A new study led by University of Utah graduate student Robert Cieri suggests that man's transition to modern civilization has something to do with the species' lowered testosterone level as the drop of testosterone in humans approximately 50,000 years ago coincided with the development of arts and advanced tools which include fishing equipment, grindstones and projectile weapons.
For the study published in the August issue of the Current Anthropology, Cieri and his team examined the features of over 1,400 modern and ancient skulls and found that heavy brows started to fade out and rounder heads become more common approximately 50,000 years ago, which is marked by the introduction of advanced tools and symbolic artifacts, and these physical traits are associated with modern humans who have lower testosterone levels.
"Human fossils from after modern behavior became common have more feminine faces, and differences between the younger and older fossils are similar to those between faces of people with higher and lower testosterone levels living today," Cieri said.
Cieri said that lower levels of testosterone is linked with social tolerance and cooperation among animals and less aggression in humans and opined that the increasing human population may have been responsible to the drop in man's testosterone level as people need to cooperate with each other to succeed and aggression can be a disadvantage.
Although it isn't clear what really caused the reduction of testosterone levels, Cieri said that the phenomenon allowed people to learn better from each other and work with each other which have sped up cultural and technological innovations.

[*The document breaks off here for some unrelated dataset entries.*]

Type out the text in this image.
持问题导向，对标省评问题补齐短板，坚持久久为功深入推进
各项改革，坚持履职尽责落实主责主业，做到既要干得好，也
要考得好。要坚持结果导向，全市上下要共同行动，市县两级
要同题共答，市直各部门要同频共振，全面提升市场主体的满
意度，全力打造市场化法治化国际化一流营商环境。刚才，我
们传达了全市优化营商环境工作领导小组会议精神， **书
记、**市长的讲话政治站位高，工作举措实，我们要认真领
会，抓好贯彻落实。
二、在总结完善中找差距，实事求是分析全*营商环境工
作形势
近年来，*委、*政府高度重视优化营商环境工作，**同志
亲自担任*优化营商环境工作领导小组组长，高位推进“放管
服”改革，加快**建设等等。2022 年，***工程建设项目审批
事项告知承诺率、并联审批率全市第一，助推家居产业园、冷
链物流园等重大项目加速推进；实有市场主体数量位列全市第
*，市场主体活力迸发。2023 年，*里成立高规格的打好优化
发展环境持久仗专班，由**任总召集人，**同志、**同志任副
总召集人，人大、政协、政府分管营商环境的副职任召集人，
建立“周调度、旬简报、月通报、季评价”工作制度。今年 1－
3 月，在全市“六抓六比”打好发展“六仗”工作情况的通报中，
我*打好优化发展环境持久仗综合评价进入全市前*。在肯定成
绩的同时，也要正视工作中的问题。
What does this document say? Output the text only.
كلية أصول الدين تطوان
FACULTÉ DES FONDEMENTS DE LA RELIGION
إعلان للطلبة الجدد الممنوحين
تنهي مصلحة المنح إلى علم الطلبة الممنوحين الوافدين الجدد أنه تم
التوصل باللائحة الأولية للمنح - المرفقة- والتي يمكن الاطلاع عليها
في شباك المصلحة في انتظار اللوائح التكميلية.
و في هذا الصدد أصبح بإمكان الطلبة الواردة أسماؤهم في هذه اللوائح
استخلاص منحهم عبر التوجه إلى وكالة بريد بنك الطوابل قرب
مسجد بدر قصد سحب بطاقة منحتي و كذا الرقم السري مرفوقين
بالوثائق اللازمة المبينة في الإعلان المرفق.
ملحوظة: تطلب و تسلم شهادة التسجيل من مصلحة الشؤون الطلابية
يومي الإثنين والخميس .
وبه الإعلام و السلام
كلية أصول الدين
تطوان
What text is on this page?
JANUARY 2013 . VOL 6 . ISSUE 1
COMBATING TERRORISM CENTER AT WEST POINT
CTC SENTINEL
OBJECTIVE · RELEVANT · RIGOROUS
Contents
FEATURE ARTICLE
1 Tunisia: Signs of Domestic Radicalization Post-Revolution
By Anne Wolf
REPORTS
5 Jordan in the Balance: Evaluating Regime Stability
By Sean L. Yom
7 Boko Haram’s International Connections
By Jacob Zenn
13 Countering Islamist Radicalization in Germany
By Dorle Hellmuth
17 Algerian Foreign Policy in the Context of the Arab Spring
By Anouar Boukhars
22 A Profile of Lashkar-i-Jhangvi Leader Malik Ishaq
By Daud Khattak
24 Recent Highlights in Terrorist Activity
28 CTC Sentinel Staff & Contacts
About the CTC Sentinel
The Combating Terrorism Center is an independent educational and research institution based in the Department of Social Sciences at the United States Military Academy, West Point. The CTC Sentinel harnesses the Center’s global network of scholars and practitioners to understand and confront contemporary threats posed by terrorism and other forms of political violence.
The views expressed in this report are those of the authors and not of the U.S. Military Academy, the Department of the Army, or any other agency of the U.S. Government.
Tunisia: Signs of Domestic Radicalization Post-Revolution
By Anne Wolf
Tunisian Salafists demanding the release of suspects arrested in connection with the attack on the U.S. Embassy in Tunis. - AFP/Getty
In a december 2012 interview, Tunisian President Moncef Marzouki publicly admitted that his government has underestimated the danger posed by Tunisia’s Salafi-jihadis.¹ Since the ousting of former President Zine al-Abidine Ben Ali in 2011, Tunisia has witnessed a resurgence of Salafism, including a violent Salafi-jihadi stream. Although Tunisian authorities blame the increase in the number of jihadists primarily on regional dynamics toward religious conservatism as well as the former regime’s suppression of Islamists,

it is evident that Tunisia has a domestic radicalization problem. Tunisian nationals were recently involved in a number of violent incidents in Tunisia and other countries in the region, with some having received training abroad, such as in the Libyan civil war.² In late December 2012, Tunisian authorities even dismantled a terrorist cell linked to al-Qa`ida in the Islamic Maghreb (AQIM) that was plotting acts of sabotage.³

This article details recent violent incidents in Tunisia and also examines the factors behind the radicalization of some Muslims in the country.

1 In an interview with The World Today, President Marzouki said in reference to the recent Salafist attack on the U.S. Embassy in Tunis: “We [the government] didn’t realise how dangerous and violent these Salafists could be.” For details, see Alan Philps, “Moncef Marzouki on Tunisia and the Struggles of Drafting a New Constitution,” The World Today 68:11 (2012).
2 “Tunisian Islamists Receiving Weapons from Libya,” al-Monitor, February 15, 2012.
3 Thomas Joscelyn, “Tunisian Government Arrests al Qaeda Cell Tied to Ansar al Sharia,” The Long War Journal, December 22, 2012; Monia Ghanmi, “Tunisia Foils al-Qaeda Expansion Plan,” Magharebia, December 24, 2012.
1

Cieri said that the birth of modern human behaviors came at a time when man has developed a more cooperative temperament, which suggests that the changes brought about by lowered testosterone levels have helped pave way to the modern civilization we have today.
"We argue that temporal changes in human craniofacial morphology reflect reductions in average androgen reactivity (lower levels of adult circulating testosterone or reduced androgen receptor densities), which in turn reflect the evolution of enhanced social tolerance since the Middle Pleistocene," Cieri and colleagues wrote.